Cost of building thousands of miles of transmission lines to carry wind, other power across Texas jumps in three years by 38% to nearly US$7B due to rerouting, inflation, according to recent project update filed with state utility regulators

LOS ANGELES , August 25, 2011 () – Building transmission lines to carry wind and other power across Texas is now expected to cost US$6.79 billion, up 38% from the $4.93 billion estimated when the project was first proposed in 2008, according to a recent filing with the Public Utility Commission (PUC), reported The Texas Tribune on Aug. 24.

The latest project update indicates that expenses increased when the calculation for the lines was changed from straight-line distances to a route following fences and roads in order to minimize the intrusion, as requested by the PUC.

The new route could cause the lines to be 10% to 50% longer than in the original plan, according to the update, which was published in July.

The new estimated cost is subject to change, as “costs may fluctuate over the next year,” according to the report, which was prepared by engineering services company RS&H, The Texas Tribune reported.

The lines, which are all expected to be completed by December 2013, would run for several thousands of miles carrying wind-generated electricity from West Texas to large cities across the state.

The project is expected to spur further development of wind farms in Texas, which is by far the largest producer of wind-generated electricity in the U.S. Other forms of energy will also be allowed access to the transmission lines.

Construction is under way along the route, but varies, reported The Texas Tribune.

Next month, Wind Energy Transmission Texas LLC plans to start building a 378-mile section.

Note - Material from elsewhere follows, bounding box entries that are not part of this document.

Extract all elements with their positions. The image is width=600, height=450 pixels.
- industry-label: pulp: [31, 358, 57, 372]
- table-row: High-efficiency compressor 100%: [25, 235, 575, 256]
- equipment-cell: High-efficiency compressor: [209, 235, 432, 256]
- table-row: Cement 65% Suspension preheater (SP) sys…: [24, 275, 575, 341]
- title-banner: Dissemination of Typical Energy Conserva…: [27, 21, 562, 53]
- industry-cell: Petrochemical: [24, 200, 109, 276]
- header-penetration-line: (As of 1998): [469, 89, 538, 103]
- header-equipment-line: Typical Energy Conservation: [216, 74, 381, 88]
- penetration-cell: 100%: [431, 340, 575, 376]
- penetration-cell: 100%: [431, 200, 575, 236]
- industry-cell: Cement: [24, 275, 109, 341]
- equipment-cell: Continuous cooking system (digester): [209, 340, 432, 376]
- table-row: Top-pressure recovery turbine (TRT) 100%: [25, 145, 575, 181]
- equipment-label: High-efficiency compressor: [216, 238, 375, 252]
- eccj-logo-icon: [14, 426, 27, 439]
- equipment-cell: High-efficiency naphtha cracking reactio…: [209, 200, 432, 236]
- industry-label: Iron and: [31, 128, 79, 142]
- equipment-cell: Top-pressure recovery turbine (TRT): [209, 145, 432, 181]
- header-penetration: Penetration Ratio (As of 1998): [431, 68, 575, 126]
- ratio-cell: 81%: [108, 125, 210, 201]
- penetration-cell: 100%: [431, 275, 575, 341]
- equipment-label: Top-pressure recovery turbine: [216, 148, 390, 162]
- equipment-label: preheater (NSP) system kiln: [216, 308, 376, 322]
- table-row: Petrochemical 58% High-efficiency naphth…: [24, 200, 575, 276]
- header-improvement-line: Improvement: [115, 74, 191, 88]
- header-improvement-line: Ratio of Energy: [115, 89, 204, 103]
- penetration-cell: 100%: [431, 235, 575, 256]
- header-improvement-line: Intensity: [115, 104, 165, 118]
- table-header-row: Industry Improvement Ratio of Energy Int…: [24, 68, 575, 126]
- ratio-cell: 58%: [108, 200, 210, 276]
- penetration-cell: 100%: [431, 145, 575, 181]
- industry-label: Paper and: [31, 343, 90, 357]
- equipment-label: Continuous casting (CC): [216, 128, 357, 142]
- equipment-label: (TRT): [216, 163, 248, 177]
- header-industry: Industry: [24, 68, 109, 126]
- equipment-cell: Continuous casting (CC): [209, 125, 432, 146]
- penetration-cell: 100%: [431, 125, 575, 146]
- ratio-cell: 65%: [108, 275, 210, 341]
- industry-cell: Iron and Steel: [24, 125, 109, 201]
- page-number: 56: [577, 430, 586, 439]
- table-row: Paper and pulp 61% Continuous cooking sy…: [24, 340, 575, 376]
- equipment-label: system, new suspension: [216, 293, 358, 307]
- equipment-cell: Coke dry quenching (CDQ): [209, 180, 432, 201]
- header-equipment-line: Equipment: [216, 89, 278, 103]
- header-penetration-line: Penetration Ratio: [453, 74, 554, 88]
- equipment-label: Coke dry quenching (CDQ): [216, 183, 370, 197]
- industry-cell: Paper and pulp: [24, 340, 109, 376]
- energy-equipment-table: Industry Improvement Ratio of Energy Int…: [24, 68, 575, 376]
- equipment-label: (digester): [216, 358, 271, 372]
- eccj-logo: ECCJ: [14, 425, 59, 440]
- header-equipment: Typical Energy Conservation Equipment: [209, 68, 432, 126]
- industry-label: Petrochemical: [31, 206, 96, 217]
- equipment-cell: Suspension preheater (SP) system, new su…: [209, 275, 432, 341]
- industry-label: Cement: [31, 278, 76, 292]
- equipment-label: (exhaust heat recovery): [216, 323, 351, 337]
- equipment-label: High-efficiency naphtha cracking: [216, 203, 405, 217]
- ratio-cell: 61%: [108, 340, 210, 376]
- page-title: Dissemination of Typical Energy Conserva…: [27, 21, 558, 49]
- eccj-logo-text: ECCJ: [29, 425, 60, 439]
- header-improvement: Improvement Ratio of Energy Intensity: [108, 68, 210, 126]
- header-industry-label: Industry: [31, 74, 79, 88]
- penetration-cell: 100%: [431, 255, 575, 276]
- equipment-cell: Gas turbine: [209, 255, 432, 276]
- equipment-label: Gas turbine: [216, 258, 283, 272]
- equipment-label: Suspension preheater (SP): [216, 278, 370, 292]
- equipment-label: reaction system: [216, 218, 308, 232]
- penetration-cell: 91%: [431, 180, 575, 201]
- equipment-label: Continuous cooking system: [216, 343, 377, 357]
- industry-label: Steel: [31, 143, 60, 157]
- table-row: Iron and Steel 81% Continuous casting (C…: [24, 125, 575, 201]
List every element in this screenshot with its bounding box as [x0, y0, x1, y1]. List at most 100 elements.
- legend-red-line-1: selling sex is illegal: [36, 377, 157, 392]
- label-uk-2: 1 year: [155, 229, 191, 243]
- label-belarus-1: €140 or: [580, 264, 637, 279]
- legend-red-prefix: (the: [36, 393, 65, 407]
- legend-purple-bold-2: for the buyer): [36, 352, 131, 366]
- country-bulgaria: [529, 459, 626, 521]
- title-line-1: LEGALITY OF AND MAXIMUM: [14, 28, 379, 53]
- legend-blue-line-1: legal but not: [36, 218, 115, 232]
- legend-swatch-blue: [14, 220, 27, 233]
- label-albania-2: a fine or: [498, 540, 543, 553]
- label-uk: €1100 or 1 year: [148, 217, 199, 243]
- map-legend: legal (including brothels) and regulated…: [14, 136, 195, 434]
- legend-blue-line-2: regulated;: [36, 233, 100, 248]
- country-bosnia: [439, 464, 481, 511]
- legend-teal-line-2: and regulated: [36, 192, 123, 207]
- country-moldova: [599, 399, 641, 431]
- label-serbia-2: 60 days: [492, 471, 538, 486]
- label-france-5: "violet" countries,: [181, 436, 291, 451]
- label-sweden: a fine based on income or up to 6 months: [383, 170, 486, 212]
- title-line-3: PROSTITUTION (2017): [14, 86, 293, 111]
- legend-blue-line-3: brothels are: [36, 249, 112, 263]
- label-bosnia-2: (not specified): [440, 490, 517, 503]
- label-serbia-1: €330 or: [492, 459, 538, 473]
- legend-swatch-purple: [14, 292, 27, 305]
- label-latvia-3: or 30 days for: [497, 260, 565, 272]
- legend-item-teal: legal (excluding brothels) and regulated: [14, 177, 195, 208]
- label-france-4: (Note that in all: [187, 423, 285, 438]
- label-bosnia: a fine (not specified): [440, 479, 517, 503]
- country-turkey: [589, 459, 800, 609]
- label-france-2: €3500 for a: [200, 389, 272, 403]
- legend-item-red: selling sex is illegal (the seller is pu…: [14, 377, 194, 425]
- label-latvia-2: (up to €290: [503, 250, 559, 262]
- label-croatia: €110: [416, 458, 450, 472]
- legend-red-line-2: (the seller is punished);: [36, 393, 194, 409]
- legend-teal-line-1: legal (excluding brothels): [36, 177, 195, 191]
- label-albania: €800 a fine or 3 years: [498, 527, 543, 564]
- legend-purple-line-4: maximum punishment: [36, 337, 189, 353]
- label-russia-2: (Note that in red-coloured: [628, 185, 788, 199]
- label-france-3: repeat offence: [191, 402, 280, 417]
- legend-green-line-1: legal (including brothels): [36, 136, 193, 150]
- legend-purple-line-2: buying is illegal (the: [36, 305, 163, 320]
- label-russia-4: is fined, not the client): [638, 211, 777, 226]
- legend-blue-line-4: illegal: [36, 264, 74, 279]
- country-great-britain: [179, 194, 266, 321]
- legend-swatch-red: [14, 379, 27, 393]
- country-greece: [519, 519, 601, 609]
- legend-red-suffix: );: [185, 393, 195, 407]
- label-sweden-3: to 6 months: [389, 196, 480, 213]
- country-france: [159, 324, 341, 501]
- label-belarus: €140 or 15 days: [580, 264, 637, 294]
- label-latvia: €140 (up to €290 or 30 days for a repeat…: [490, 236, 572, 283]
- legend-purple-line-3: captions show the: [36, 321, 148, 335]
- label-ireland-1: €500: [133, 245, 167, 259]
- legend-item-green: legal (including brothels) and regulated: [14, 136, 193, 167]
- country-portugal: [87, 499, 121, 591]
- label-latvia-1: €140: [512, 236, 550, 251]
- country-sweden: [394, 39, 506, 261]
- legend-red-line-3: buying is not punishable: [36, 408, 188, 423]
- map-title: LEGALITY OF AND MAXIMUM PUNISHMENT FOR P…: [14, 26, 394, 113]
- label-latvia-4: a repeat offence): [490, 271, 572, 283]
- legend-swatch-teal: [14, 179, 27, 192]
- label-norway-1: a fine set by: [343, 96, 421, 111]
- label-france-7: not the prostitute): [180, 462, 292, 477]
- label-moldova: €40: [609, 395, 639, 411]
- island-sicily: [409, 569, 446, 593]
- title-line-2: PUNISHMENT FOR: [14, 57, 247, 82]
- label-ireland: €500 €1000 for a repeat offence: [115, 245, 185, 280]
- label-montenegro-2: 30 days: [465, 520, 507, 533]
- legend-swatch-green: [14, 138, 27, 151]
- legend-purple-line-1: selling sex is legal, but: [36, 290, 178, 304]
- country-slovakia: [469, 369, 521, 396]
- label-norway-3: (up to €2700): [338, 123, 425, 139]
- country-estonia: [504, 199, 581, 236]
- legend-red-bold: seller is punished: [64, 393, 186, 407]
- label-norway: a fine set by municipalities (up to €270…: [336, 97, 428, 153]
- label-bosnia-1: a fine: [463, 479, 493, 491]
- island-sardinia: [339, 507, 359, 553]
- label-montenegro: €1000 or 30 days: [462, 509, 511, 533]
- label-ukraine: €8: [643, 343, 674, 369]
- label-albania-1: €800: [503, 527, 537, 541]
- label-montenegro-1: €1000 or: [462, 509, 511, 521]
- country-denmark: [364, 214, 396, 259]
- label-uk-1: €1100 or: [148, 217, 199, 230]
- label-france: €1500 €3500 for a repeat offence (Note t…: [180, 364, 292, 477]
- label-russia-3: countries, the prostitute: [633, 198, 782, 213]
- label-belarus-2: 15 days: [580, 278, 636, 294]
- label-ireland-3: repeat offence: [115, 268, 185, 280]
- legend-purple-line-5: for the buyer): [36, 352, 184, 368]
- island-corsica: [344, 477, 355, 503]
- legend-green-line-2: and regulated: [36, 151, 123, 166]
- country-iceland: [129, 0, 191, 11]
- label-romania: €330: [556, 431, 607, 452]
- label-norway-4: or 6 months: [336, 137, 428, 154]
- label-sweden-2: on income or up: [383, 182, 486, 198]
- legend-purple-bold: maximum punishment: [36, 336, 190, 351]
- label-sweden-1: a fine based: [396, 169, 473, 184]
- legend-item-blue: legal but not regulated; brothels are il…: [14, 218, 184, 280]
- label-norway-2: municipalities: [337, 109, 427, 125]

The company is a joint venture of Toronto-based Brookfield Asset Management and Madrid-based Grupo Isolux Corsan SA subsidiary Isolux Corsan Concesiones SA.

Transmission companies must first get approval from the PUC before they can pass along their costs to energy consumers, The Texas Tribune reported.

The first application for “rate recovery” might be filed before the end of this year, said Terry Hadley, a PUC spokesperson. This could result in an eventual increase in Texas electric bills of $4-$5 per month for years.

Project delays have occurred because of controversy, particularly from those trying to prevent the lines from going through their properties.

Hill Country landowners were able to stop the lines from going through their area, after grid officials determined that another route would be just as effective but less costly, reported The Texas Tribune.

The primary source of this article is The Texas Tribune, Austin, Texas, on Aug. 24, 2011.